Bei den Gesangstexten zum dritten Satz handelt es sich um Zitate einer Japanerin, die 2011 fast im Tsunami ertrunken wäre. Die extreme Dramatik dieser Situation wird in der Musik abgebildet, insbesondere im Vokalpart:
"Man hört richtig, wie die Japanerin im Wasser untergeht, sie kann den Himmel durch das Wasser sehen, die Streicher imitieren das Gurgeln. Und meine Stimme ist rasend und versucht, sich durch das Wasser durchzuschneiden." Fiona Campbell
Bei allen pittoresken landschaftlichen Assoziationen geht es Cathy Milliken jedoch keineswegs um musikalischen Tourismus: "Cathy Milliken hat sich mit diesem Stück eigentlich mit dem auseinandergesetzt, was uns als Gesellschaft sehr beschäftigt: kulturelle Identität", sagt Peter Rundel. "Sie beschreibt ja Orte, die exemplarisch sind für gesellschaftliche Konstellationen, Geschichten, Mythen - und sie hat es geschafft, diese verschiedenen Stationen in ihrer Musik zu reflektieren."

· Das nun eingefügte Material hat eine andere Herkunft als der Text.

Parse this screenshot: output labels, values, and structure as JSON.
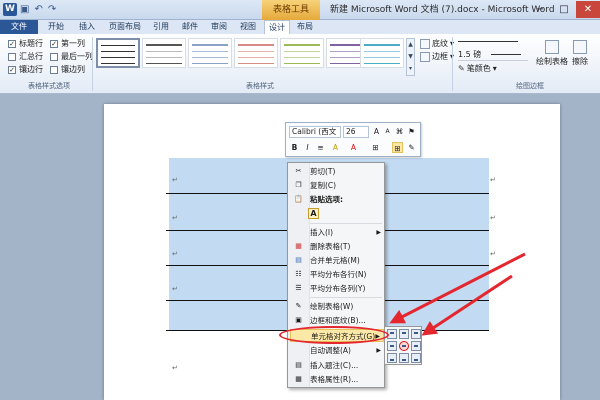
{
  "titlebar": {
    "app_icon": "W",
    "qat": [
      "save-icon",
      "undo-icon",
      "redo-icon"
    ],
    "context_tab_title": "表格工具",
    "window_title": "新建 Microsoft Word 文档 (7).docx - Microsoft Word",
    "controls": [
      "−",
      "□",
      "✕"
    ]
  },
  "tabs": [
    "文件",
    "开始",
    "插入",
    "页面布局",
    "引用",
    "邮件",
    "审阅",
    "视图",
    "设计",
    "布局"
  ],
  "ribbon": {
    "options_group": {
      "label": "表格样式选项",
      "checkboxes": [
        {
          "label": "标题行",
          "checked": true
        },
        {
          "label": "汇总行",
          "checked": false
        },
        {
          "label": "镶边行",
          "checked": true
        },
        {
          "label": "第一列",
          "checked": true
        },
        {
          "label": "最后一列",
          "checked": false
        },
        {
          "label": "镶边列",
          "checked": false
        }
      ]
    },
    "styles_group": {
      "label": "表格样式"
    },
    "shading_label": "底纹",
    "borders_label": "边框",
    "pen_weight": "1.5 磅",
    "pen_color_label": "笔颜色",
    "draw_table_label": "绘制表格",
    "erase_label": "擦除",
    "draw_borders_group": {
      "label": "绘图边框"
    }
  },
  "minibar": {
    "font": "Calibri (西文",
    "size": "26",
    "row2": [
      "B",
      "I",
      "≡",
      "A",
      "A",
      "⊞",
      "✎"
    ]
  },
  "context_menu": {
    "cut": "剪切(T)",
    "copy": "复制(C)",
    "paste_options": "粘贴选项:",
    "paste_a": "A",
    "insert": "插入(I)",
    "delete_table": "删除表格(T)",
    "merge_cells": "合并单元格(M)",
    "distribute_rows": "平均分布各行(N)",
    "distribute_cols": "平均分布各列(Y)",
    "draw_table": "绘制表格(W)",
    "borders_shading": "边框和底纹(B)...",
    "cell_alignment": "单元格对齐方式(G)",
    "autofit": "自动调整(A)",
    "insert_caption": "插入题注(C)...",
    "table_properties": "表格属性(R)..."
  },
  "colors": {
    "accent_red": "#e4262f",
    "table_fill": "#c2daf2",
    "file_tab": "#2b5797"
  }
}
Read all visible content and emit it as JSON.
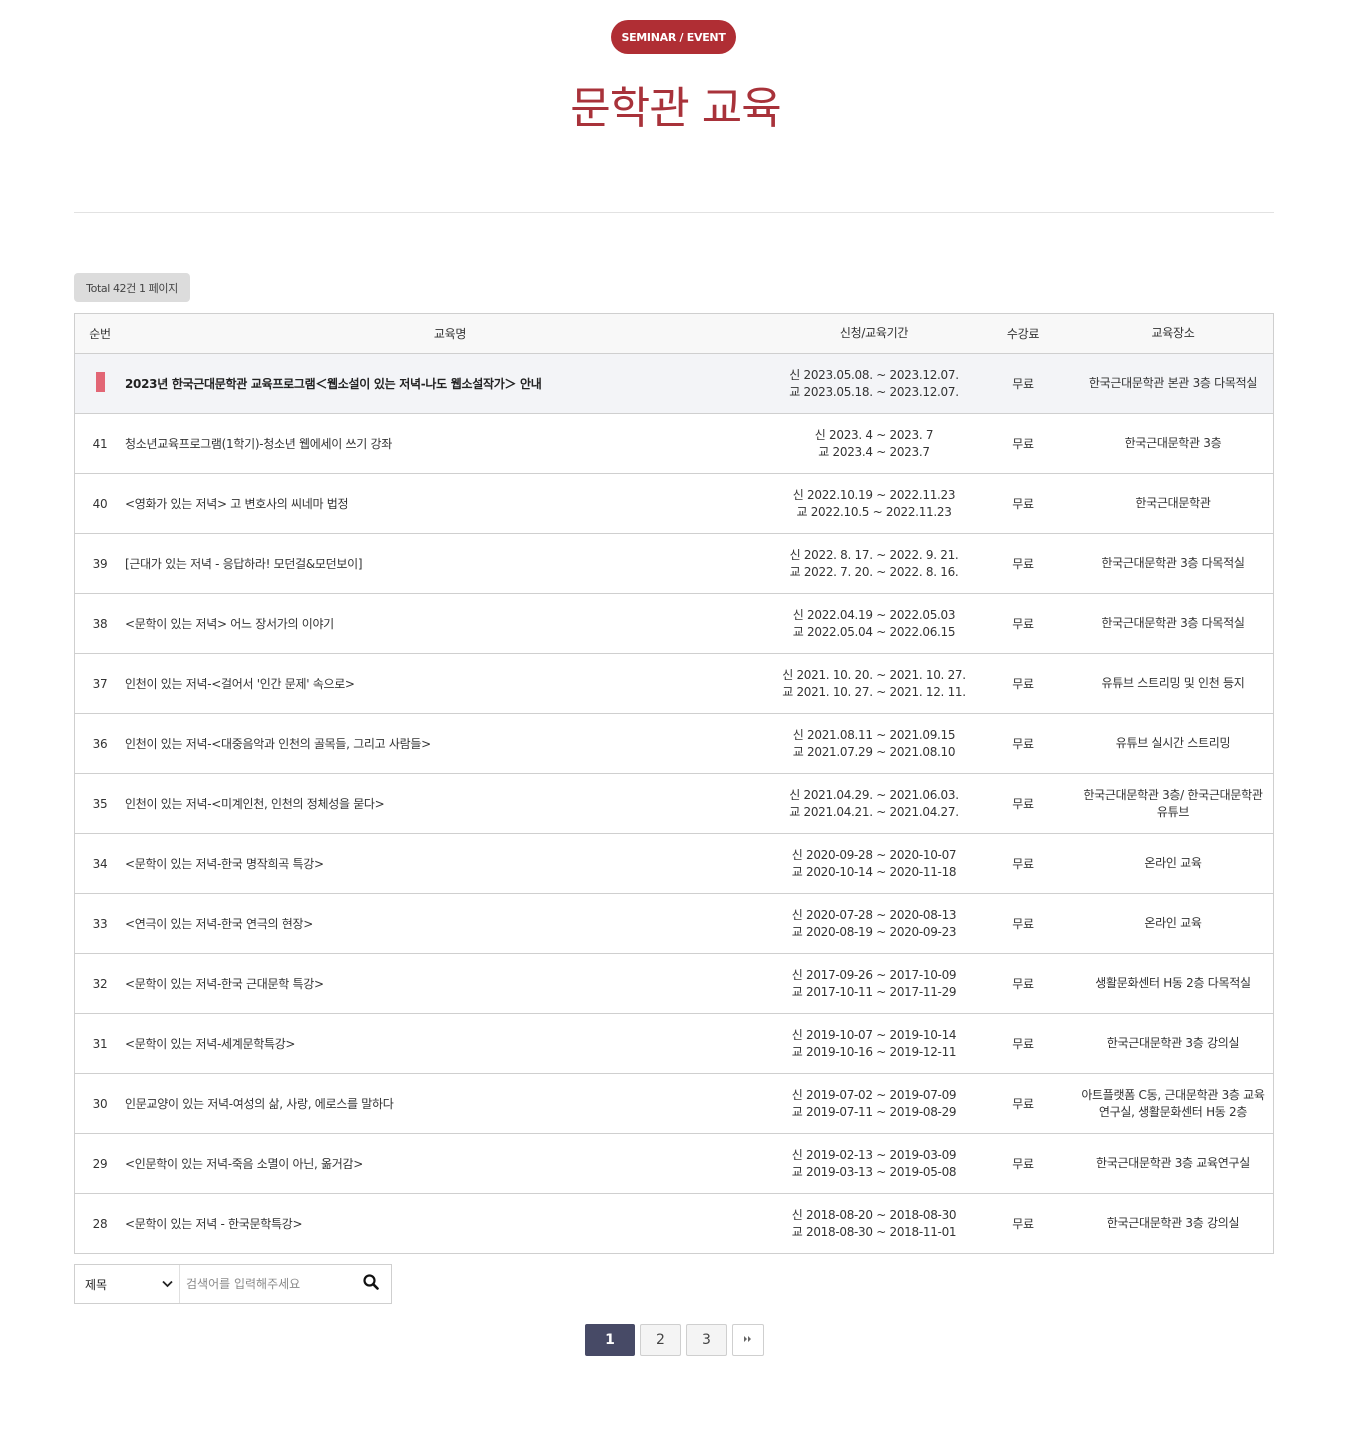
{
  "header": {
    "badge": "SEMINAR / EVENT",
    "title": "문학관 교육"
  },
  "summary": {
    "total_text": "Total 42건 1 페이지"
  },
  "table": {
    "columns": {
      "num": "순번",
      "title": "교육명",
      "period": "신청/교육기간",
      "fee": "수강료",
      "place": "교육장소"
    },
    "notice": {
      "title": "2023년 한국근대문학관 교육프로그램＜웹소설이 있는 저녁-나도 웹소설작가＞ 안내",
      "apply": "신 2023.05.08. ~ 2023.12.07.",
      "edu": "교 2023.05.18. ~ 2023.12.07.",
      "fee": "무료",
      "place": "한국근대문학관 본관 3층 다목적실"
    },
    "rows": [
      {
        "num": "41",
        "title": "청소년교육프로그램(1학기)-청소년 웹에세이 쓰기 강좌",
        "apply": "신 2023. 4 ~ 2023. 7",
        "edu": "교 2023.4 ~ 2023.7",
        "fee": "무료",
        "place": "한국근대문학관 3층"
      },
      {
        "num": "40",
        "title": "<영화가 있는 저녁> 고 변호사의 씨네마 법정",
        "apply": "신 2022.10.19 ~ 2022.11.23",
        "edu": "교 2022.10.5 ~ 2022.11.23",
        "fee": "무료",
        "place": "한국근대문학관"
      },
      {
        "num": "39",
        "title": "[근대가 있는 저녁 - 응답하라! 모던걸&모던보이]",
        "apply": "신 2022. 8. 17. ~ 2022. 9. 21.",
        "edu": "교 2022. 7. 20. ~ 2022. 8. 16.",
        "fee": "무료",
        "place": "한국근대문학관 3층 다목적실"
      },
      {
        "num": "38",
        "title": "<문학이 있는 저녁> 어느 장서가의 이야기",
        "apply": "신 2022.04.19 ~ 2022.05.03",
        "edu": "교 2022.05.04 ~ 2022.06.15",
        "fee": "무료",
        "place": "한국근대문학관 3층 다목적실"
      },
      {
        "num": "37",
        "title": "인천이 있는 저녁-<걸어서 '인간 문제' 속으로>",
        "apply": "신 2021. 10. 20. ~ 2021. 10. 27.",
        "edu": "교 2021. 10. 27. ~ 2021. 12. 11.",
        "fee": "무료",
        "place": "유튜브 스트리밍 및 인천 등지"
      },
      {
        "num": "36",
        "title": "인천이 있는 저녁-<대중음악과 인천의 골목들, 그리고 사람들>",
        "apply": "신 2021.08.11 ~ 2021.09.15",
        "edu": "교 2021.07.29 ~ 2021.08.10",
        "fee": "무료",
        "place": "유튜브 실시간 스트리밍"
      },
      {
        "num": "35",
        "title": "인천이 있는 저녁-<미계인천, 인천의 정체성을 묻다>",
        "apply": "신 2021.04.29. ~ 2021.06.03.",
        "edu": "교 2021.04.21. ~ 2021.04.27.",
        "fee": "무료",
        "place": "한국근대문학관 3층/ 한국근대문학관 유튜브"
      },
      {
        "num": "34",
        "title": "<문학이 있는 저녁-한국 명작희곡 특강>",
        "apply": "신 2020-09-28 ~ 2020-10-07",
        "edu": "교 2020-10-14 ~ 2020-11-18",
        "fee": "무료",
        "place": "온라인 교육"
      },
      {
        "num": "33",
        "title": "<연극이 있는 저녁-한국 연극의 현장>",
        "apply": "신 2020-07-28 ~ 2020-08-13",
        "edu": "교 2020-08-19 ~ 2020-09-23",
        "fee": "무료",
        "place": "온라인 교육"
      },
      {
        "num": "32",
        "title": "<문학이 있는 저녁-한국 근대문학 특강>",
        "apply": "신 2017-09-26 ~ 2017-10-09",
        "edu": "교 2017-10-11 ~ 2017-11-29",
        "fee": "무료",
        "place": "생활문화센터 H동 2층 다목적실"
      },
      {
        "num": "31",
        "title": "<문학이 있는 저녁-세계문학특강>",
        "apply": "신 2019-10-07 ~ 2019-10-14",
        "edu": "교 2019-10-16 ~ 2019-12-11",
        "fee": "무료",
        "place": "한국근대문학관 3층 강의실"
      },
      {
        "num": "30",
        "title": "인문교양이 있는 저녁-여성의 삶, 사랑, 에로스를 말하다",
        "apply": "신 2019-07-02 ~ 2019-07-09",
        "edu": "교 2019-07-11 ~ 2019-08-29",
        "fee": "무료",
        "place": "아트플랫폼 C동, 근대문학관 3층 교육연구실, 생활문화센터 H동 2층"
      },
      {
        "num": "29",
        "title": "<인문학이 있는 저녁-죽음 소멸이 아닌, 옮거감>",
        "apply": "신 2019-02-13 ~ 2019-03-09",
        "edu": "교 2019-03-13 ~ 2019-05-08",
        "fee": "무료",
        "place": "한국근대문학관 3층 교육연구실"
      },
      {
        "num": "28",
        "title": "<문학이 있는 저녁 - 한국문학특강>",
        "apply": "신 2018-08-20 ~ 2018-08-30",
        "edu": "교 2018-08-30 ~ 2018-11-01",
        "fee": "무료",
        "place": "한국근대문학관 3층 강의실"
      }
    ]
  },
  "search": {
    "select_value": "제목",
    "placeholder": "검색어를 입력해주세요",
    "icon": "search-icon"
  },
  "pagination": {
    "pages": [
      "1",
      "2",
      "3"
    ],
    "current": "1",
    "next_icon": "double-chevron-right-icon"
  },
  "colors": {
    "accent": "#b02e34",
    "title": "#a8323a",
    "notice_mark": "#e26675",
    "pager_active": "#474a66"
  }
}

Die Probenphase der "Earth Plays" von Cathy Milliken wird begleitet von einer "Response-Werkstatt" der Education-Abteilung des Symphonieorchesters des Bayerischen Rundfunks: Gemeinsam mit der Komponistin, einem Instrumentalisten und einer Sängerin des Chores setzen sich 30 Schülerinnen des Münchner Maria-Ward-Gymnasiums auf kreative Weise mit den "Earth Plays" auseinander. Ihre Ergebnisse präsentieren sie als eine Art musikalisches Vorwort in einer Aufführung vor Beginn des Konzertes um 19.15 Uhr im Foyer des Herkulessaales.